NASA states that operations are subject to a multitude of factors, including the weather, and that schedules are likely to change frequently and without notice. They advise the public to ‘make travel plans accordingly’. Their attitude to departures seems similar to that of South West Trains, but at least NASA are a bit more upfront about it.
Pundits predict that over a million people will drive to Cape Canaveral to witness the end of an era, while the local newspapers monger congestion doom with headlines like ‘Carpocalypse Now’ and ‘Carmageddon’. Furthermore, weather forecasts are summarised as ‘dismal’, with chances of the launch actually going ahead reduced to 30%. Excellent! All this should put off the rational decision-makers at the very least.
The ten-minute launch window starts at 11:26 local time. Given the 50-mile traffic jam anticipated by Lt. Todd Maddox of the Brevard County Sheriff’s Office, I decide to book accommodation the night before so I don’t have to get my wife and kids up too early in the morning. The nearest vacant room I can find to the launch pad is a little over 50 miles away in something called an ‘Econolodge’, which costs a very reasonable $34 a night.
Other than the price, the best thing about our motel is that there’s little temptation to hang around in the morning, and so we’re on the road bright and early on launch day, heading to Space View Park. We’re listening to 540 WFLA for news on the countdown, and time flies by because Rush Limbaugh is on. He’s apoplectic about the end of the Shuttle Program.

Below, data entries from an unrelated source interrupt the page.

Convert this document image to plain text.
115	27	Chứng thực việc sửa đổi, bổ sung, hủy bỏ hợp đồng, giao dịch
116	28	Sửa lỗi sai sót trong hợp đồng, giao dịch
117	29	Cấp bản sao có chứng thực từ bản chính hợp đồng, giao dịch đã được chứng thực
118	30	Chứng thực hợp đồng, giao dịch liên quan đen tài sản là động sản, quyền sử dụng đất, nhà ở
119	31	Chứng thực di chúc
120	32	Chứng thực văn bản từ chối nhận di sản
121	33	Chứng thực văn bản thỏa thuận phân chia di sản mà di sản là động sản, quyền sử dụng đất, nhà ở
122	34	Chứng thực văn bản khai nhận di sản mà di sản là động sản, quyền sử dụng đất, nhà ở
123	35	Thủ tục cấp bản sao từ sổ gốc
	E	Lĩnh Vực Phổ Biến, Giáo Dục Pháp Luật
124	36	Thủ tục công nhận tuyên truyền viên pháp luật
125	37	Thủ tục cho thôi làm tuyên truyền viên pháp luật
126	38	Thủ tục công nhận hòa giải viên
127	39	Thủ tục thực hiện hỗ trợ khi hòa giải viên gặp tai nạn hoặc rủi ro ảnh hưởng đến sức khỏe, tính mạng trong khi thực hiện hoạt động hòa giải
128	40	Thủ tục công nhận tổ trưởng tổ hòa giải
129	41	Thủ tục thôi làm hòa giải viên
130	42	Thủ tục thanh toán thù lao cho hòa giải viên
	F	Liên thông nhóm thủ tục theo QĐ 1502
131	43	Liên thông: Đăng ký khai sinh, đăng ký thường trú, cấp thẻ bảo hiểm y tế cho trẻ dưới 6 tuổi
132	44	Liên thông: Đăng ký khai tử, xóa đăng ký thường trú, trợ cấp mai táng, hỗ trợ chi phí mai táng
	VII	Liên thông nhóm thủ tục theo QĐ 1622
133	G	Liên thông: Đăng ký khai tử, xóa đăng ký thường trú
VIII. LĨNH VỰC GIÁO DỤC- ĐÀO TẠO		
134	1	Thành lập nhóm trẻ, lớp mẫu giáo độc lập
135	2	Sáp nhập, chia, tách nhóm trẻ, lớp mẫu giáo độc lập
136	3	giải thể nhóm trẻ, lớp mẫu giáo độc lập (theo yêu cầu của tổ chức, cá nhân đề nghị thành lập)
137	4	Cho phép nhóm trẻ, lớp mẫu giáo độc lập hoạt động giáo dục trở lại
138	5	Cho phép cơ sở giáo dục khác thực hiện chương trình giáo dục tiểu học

So the Russians now have the only human access to space. Can you believe that? Yeah. We have to believe it, folks, ’cause it’s el truebo!
The Iranians are sending monkeys up, so soon we’ll be able to hitch a ride with the Iranians. Yeah. Maybe on one of their ICBMs.
He seems to be even more upset about this than he is about people on benefits who should be deported, or juries that clear people of murder who should be executed. Poor old Rush Limbaugh!
The roads are busy but we don’t encounter anything that could be described as a proper jam until we’re within 10 miles of our destination, and even then the traffic keeps moving. I don’t know what constitutes a ‘Carpocalypse’ in the US, but where I come from you can run into far worse about this time every year if you go anywhere close to the Hampton Court Flower show.
Parking on arrival is more of a challenge, I must admit, but having survived the Killing Fields of Teddies Nursery car park in Epsom for six consecutive years, I roll into that parking lot with a degree of swagger.